D Powerman 5000 Transform (DreamWorks)

As sci-fi metalheads, they were entertainingly dumb, a White Zombie for kids who subscribe to Starlog, not Fangoria. But from the moment frontman Spider One bellows, "I'm not a spaceman," you know trouble--in the form of a "mature" album by guys whose immaturity was their biggest selling point--is a-brewin'.

B+ Various artists Shout!: The Revolution Rave-Up Alive 1997-2003 (Kemado)

A loose, raucous, triumphant compilation inspired by an equally raucous garage-rock party convened weekly at Manhattan's Bar 13. It lags a little in the middle, but the highlights are proof that New York City hipsters occasionally get it (exhilaratingly) right.

A Starlight Mints Built on Squares (PIASAmerica)

Throw a rock in any college town and you'll hit an indie band that digs both Pavement and Burt Bacharach. But Norman, Oklahoma's Starlight Mints hear new potential in these well-thumbed sources, mixing xylophones, spaghetti-Western trumpets, and quirky trick guitars to sweeping effect.

B+ ...And You Will Know Us by the Trail of Dead The Secret of Elena's Tomb (Interscope)

On this taut, five-song EP, Texas stage wreckers Trail of Dead temper their thrash with welcome doses of art rock. "Mach Schau" is thunderous and snotty, but "Intelligence" is a sassy new-wave experiment, and "Counting Off the Days" exposes the band's fragile emo core.

A Angela Johnson They Don't Know (Purpose)

An R&B unknown who writes, produces, and sings with such a deeply rhythmic, commanding, blush-inducing, romantic power and wisdom that you practically start laughing out loud. Ashanti? Monica? Toni Braxton? Artists? Give it up! Johnson deserves the title and a much bigger audience.

C- Fingertight In the Name of Progress (Columbia)

"It's like we're at war," these California grunge punks observe, trying to keep it vague in case their release date gets pushed. As vaguely heavy/ angry as it is vaguely political, their major-label debut yokes parent-hating bipolarity to bland gut-check metal that'll make you nostalgic for Staind.

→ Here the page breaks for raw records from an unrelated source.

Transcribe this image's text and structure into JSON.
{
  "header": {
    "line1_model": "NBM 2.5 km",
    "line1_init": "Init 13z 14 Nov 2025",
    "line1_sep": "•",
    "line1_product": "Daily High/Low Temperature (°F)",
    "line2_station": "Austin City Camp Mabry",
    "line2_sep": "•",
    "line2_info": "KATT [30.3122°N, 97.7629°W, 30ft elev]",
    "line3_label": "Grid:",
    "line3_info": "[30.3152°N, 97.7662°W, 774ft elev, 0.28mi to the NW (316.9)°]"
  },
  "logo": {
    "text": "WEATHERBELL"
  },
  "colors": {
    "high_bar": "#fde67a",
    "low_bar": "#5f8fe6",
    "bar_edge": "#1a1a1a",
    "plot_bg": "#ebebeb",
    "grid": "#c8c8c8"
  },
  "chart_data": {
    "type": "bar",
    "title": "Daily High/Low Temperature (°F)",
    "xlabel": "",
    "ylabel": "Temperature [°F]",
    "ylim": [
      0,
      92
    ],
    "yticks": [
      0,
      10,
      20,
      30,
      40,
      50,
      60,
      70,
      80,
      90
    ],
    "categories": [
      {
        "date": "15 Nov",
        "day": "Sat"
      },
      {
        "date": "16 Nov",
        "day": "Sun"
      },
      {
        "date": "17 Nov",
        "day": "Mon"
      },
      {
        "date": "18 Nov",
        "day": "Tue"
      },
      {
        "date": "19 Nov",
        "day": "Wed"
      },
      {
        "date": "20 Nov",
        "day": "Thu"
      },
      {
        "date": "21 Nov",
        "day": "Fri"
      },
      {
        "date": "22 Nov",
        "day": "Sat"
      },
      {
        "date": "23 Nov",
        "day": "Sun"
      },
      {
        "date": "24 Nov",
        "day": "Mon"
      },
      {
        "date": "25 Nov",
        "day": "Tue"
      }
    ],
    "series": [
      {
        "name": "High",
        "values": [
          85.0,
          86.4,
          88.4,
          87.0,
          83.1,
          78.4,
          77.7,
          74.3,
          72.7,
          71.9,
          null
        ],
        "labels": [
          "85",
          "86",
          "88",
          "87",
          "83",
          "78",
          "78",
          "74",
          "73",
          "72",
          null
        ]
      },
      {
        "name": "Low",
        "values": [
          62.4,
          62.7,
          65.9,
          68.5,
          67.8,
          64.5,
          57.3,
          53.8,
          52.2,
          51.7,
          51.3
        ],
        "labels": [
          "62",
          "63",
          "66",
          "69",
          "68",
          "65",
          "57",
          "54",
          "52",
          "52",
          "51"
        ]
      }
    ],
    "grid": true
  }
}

C Jack Johnson On and On (Moonshine Conspiracy)

Mellow worldview, tropical ZIP code, flirts with reggae, dorky yet charming--yup, surfer/ songwriter Jack Johnson is the Jimmy Buffett of Generation Y. And someday, he'll write his "Margaritaville." Until then, he's got many peaceful, breezy songs about peaceful, easy feelings but lacks the hooks to hang 'em on.

B Supernatural The Lost Freestyle Files (Babygrande)

Perhaps the greatest freestyle rapper ever (sorry, Rabbit), Supernat was known for his gruff boom-shot voice, an ability to rhyme any word the audience threw at him, and an inability to release a proper album. This isn't it--more an odds'n'sods mix. But there's genius in there somewhere.